Tabasco Littoral, which has high gas-to-oil ratios as well as some non-associated gas, is expected to be a medium-term development priority. "This area has a potential of about 4.7 tcf in Cretaceous and Jurassic geological structures, at depths of between 4,300 and 6,500 meters. The exploratory risk is relatively low", says Gonzalez.
The littoral area has light crude of between 35 and 48 API, according to exploratory studies carried out earlier this year. Sinan Field is 27 miles from the town of Frontera on the Tabasco shoreline. Bolontiku, just eight miles from the coast, offers 37 crude moving up to 48 crude in Hayabil Field, adjacent to the southeast.
Looking to the long term, the Veracruz offshore area, in shallow waters near the city of Coatzacoalcos, has a potential of about 5.9 tcf in deposits corresponding to the Tertiary and Mesozoic ages. "Deposits are expected to be found between 10,000 and 22,000 meters below the seabed, but we still have little knowledge of the area and exploratory risk is considered high."
There is big, long-term potential for finding gas in the Tampico-Misantla and Salina del Istmo (Marbella) offshore basins. In these areas, exploratory drilling has been very limited, so there is no reliable estimate of potential reserves and risk is also considered high. Moreover, Mexico will need top technology to offset the impact of low gas prices and of high exploratory risk, if it is to develop such areas, says Gonzalez.
Just how soon will Mexico's offshore potential be exploited? Government authorities have stated that there will certainly be no opening to private firms in the exploration and production of oil or natural gas, whether onshore or offshore, during the present government, which means from now until the year 2000.

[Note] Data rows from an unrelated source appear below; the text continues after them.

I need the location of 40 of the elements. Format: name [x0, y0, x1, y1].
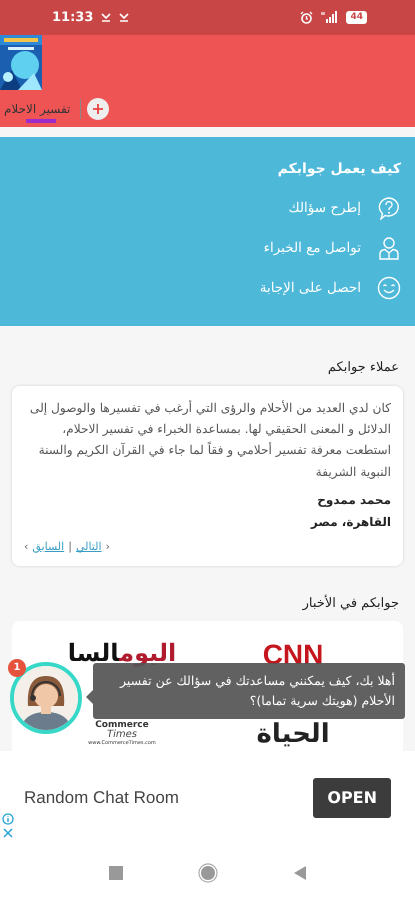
step-label: احصل على الإجابة [260, 279, 361, 298]
battery-icon: 44 [346, 10, 367, 24]
smiley-icon [377, 276, 401, 300]
chevron-left: ‹ [24, 539, 28, 556]
open-button[interactable]: OPEN [313, 778, 391, 818]
section-title: جوابكم في الأخبار [301, 594, 400, 613]
ad-title: Random Chat Room [24, 787, 179, 810]
home-button[interactable] [198, 862, 218, 883]
status-time: 11:33 [52, 8, 94, 27]
recents-button[interactable] [108, 866, 122, 880]
back-button[interactable] [292, 864, 306, 881]
next-link[interactable]: التالي [76, 539, 102, 556]
notification-badge: 1 [8, 659, 26, 677]
plus-icon [92, 102, 104, 115]
testimonial-text: كان لدي العديد من الأحلام والرؤى التي أرغب في تفسيرها والوصول إلى الدلائل و المعنى الحقيقي لها. بمساعدة الخبراء في تفسير الاحلام، استطعت معرفة تفسير أحلامي و فقاً لما جاء في القرآن الكريم والسنة النبوية الشريفة [28, 398, 391, 481]
previous-link[interactable]: السابق [32, 539, 64, 556]
person-icon [377, 236, 401, 260]
commerce-logo-subtitle: Times [106, 730, 137, 740]
download-icon [101, 12, 112, 22]
separator: | [68, 539, 72, 556]
alarm-icon [300, 10, 314, 24]
section-title: عملاء جوابكم [326, 359, 400, 378]
commerce-logo: Commerce [95, 721, 149, 730]
chevron-right: › [106, 539, 110, 556]
signal-icon [321, 11, 338, 24]
tooltip-pointer [86, 690, 93, 704]
question-icon [377, 196, 401, 220]
download-icon [119, 12, 130, 22]
close-icon [2, 827, 14, 840]
step-label: إطرح سؤالك [288, 199, 361, 218]
news-logo: اليومالسا [68, 641, 176, 666]
customer-location: القاهرة، مصر [309, 514, 391, 532]
customer-name: محمد ممدوح [316, 492, 391, 510]
news-logo: الحياة [256, 721, 330, 748]
section-title: كيف يعمل جوابكم [276, 160, 401, 180]
add-tab-button[interactable] [87, 98, 110, 120]
tab[interactable]: تفسير الاحلام [0, 100, 74, 122]
info-icon [2, 813, 14, 826]
chat-message: أهلا بك، كيف يمكنني مساعدتك في سؤالك عن تفسير الأحلام (هويتك سرية تماما)؟ [93, 663, 405, 719]
step-label: تواصل مع الخبراء [264, 239, 361, 258]
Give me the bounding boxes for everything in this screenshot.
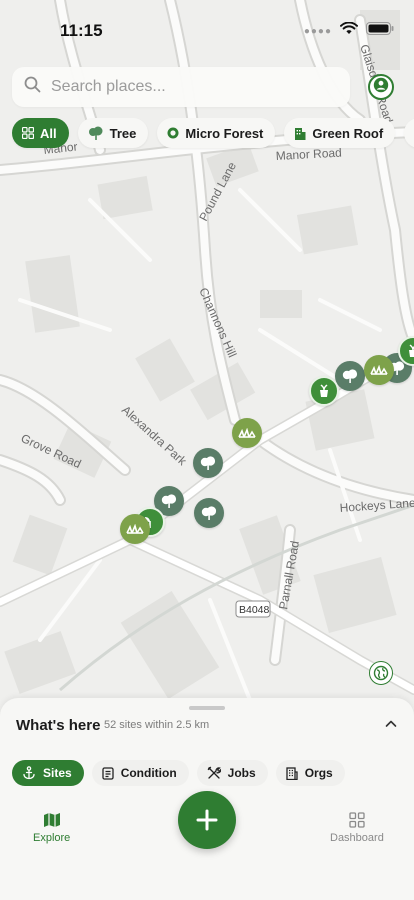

They will probably stick to that promise, even though they have shown their will to contract international service companies, sell the state-owned petrochemical industry, and open up national gas transmission and distribution to the private sector. the reason is that, in this nationalistic nation, where oil expropriation in 1938 is still remembered, the government has been facing very stern public opposition to its pans to privatize the petrochemical industry to the point that it may yet be forced to abandon the endeavor.
Thus, development of offshore oil and gas will likely continue to be dominated by Pemex for now, and the rate of development will be determined either by state budgets, which are usually very frugal, or by whatever stimulus world oil and gas prices might provide.